Effectivement j’en ai fait des choses étranges ces étés-là :
- Casser un murs de pierre à Cassis à la masse en se faisant engueuler par un patron de garage qui voulait que ça aille plus vite
- Ranger des paquets de couches-culottes à la Ciotat dans des cartons pendant 8 heures de rang, la nuit, dans une usine, tout le monde abruti par le bruit
- Monter des structures de chapiteau en équilibre sous un orage d’apocalypse à 10 mètres au-dessus du sol en rigolant nerveusement, à Aubagne
- Changer tous les matelas d’un hôtel de passe derrière le Vieux Port à Marseille
- Tomber dans les pommes en assemblant des frigos industriels à Allauch
Tout çà entouré d’échoués de la vie, des mecs sans âge mais tous plus vieux que moi, sans vie de famille, qui buvaient et fumaient, j’avais vraiment l’impression d’être dans un roman de John Fante. Quand je donnais mon pedigree, les gars souriaient dans leurs moustaches en douce. « Étudiant à La Fac de Maths tu dis ? », je les imaginais déjà s’arrêtant au bord d’un chemin pour me poinçonner par pur jeu, histoire de voir la couleur du sang d’un mec qui fait de la géométrie non-euclidienne.
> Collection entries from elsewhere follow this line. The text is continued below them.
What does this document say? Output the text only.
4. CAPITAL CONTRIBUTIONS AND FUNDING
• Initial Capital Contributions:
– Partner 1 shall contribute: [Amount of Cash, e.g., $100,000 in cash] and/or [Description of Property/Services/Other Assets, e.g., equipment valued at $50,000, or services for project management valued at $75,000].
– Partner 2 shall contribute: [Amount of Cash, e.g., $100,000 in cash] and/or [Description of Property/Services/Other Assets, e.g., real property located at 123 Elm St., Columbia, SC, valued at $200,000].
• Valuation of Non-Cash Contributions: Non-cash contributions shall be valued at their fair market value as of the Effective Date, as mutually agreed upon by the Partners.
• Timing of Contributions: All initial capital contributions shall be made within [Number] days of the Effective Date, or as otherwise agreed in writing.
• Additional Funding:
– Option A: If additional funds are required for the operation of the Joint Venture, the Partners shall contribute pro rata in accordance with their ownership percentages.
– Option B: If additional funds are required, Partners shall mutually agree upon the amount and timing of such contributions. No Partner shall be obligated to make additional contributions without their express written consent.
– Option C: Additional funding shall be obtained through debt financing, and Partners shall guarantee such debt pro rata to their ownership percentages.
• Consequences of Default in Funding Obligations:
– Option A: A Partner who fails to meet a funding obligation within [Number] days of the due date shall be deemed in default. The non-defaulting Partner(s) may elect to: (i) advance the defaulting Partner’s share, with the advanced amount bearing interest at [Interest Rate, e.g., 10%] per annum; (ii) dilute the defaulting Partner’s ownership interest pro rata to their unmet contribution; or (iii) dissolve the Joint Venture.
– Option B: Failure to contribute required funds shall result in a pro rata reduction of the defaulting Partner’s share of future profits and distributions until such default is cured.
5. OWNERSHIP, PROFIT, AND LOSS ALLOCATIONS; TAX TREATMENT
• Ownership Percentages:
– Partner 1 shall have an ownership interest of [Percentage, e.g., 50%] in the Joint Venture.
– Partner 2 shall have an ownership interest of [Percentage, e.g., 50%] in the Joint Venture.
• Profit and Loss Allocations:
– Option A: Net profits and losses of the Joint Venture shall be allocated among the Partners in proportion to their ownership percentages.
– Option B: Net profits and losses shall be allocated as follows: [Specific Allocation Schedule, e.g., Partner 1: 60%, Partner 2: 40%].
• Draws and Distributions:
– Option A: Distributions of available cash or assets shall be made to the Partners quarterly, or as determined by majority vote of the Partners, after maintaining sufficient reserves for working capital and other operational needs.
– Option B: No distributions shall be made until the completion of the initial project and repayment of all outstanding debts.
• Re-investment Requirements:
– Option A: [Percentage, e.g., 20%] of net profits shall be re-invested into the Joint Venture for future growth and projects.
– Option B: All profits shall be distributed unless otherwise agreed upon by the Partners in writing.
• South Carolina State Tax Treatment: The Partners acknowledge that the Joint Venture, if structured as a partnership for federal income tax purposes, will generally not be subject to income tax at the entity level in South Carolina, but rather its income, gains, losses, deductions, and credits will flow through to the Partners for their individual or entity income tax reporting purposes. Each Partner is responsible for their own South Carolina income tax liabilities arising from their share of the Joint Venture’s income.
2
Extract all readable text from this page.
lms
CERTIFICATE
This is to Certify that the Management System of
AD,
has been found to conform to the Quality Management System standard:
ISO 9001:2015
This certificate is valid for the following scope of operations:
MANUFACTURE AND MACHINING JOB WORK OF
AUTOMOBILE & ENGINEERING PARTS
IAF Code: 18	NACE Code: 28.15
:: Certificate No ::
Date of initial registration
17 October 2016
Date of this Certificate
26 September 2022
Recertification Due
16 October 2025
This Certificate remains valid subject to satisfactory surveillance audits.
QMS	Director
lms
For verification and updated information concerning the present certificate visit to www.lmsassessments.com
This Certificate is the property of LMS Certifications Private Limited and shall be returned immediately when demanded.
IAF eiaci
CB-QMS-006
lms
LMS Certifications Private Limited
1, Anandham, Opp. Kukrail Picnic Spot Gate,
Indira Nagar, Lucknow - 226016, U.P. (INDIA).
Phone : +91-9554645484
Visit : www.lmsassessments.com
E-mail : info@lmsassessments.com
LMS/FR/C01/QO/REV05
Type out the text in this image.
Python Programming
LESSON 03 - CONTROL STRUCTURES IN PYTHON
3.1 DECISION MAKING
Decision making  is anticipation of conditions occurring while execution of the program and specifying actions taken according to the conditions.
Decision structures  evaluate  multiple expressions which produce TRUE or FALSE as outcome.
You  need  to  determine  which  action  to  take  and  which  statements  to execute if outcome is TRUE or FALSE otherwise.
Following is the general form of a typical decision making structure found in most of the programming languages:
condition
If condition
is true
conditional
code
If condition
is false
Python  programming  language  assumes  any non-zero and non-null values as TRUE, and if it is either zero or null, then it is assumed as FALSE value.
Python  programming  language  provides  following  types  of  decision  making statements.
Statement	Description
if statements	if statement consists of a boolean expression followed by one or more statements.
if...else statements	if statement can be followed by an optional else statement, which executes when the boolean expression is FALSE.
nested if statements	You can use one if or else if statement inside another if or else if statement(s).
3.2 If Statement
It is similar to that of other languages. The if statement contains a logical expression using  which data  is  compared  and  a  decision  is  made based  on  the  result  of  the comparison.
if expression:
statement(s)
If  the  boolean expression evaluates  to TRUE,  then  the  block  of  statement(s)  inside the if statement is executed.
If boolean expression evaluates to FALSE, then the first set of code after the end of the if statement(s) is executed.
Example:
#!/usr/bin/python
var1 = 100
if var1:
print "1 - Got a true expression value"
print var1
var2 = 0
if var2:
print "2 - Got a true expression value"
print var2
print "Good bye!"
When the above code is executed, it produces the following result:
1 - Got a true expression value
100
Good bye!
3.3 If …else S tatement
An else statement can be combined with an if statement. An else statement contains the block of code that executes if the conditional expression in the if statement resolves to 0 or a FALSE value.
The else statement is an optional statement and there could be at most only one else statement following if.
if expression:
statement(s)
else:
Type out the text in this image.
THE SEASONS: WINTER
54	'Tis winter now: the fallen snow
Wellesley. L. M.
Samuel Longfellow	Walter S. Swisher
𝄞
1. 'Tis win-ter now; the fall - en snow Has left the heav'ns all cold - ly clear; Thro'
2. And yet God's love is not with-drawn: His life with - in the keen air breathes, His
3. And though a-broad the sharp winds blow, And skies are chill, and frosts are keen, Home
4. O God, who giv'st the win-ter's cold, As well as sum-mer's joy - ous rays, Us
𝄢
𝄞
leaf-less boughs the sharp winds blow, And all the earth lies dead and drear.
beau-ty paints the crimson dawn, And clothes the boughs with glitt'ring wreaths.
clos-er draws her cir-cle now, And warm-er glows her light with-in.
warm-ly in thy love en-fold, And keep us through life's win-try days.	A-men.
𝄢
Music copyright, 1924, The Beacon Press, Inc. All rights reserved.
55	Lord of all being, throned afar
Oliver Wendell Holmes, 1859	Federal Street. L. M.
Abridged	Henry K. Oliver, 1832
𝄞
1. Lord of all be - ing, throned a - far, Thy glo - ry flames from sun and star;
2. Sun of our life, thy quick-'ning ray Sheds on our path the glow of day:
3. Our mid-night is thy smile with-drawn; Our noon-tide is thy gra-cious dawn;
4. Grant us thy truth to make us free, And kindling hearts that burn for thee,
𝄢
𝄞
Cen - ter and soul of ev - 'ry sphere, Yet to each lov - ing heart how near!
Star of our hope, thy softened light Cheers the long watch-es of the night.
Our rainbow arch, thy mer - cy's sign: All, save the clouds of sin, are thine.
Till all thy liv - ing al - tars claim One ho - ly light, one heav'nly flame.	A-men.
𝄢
Aujourd’hui je fais tous le jours le même boulot : Ordi du matin au soir, réunion avec des gens qui me disent à quel point ils ont besoin de CE rapport (je ne me rends pas compte, c’est vital pour le « groupe »‘), rédaction d’un génial document qui décrit ce satané rapport à développer, puis envoi de ce merveilleux roman à un inconnu indien ou pakistanais qui se charge de le développer, puis test de cette petite merveille de rapport, puis validation avec le client que la merveille des merveilles fait bien ce qu’ils attendaient, puis je coche dans une liste d’activités : « ça, c’est fait ». Ad lib…
Pendant ce temps, un pote est tailleur de pierre et restaure des églises romanes autour d’Arles, un autre est skipper, un autre produit des films. Mais pour ces 3 là, combien font sensiblement comme moi, se débattre dans une toile de minuscules emmerdements dégoutants et insipides.
Ah le Boulot ! Si au moins j’avais compris mes parents, j’aurai vu que c’était une leçon tout ça, les matelas sur le vieux-port et le mur de pierre à la masse, les alcoolos et l’odeur de cigarette brune dans le camion du retour. Je m’y serai mis dés la rentrée, comme un fou, être un winner, réussir, le meilleur. « Si t’avais travaillé… » c’est la phrase qui a gaché ma vie.
Moi je les trouvais sympas ces mecs.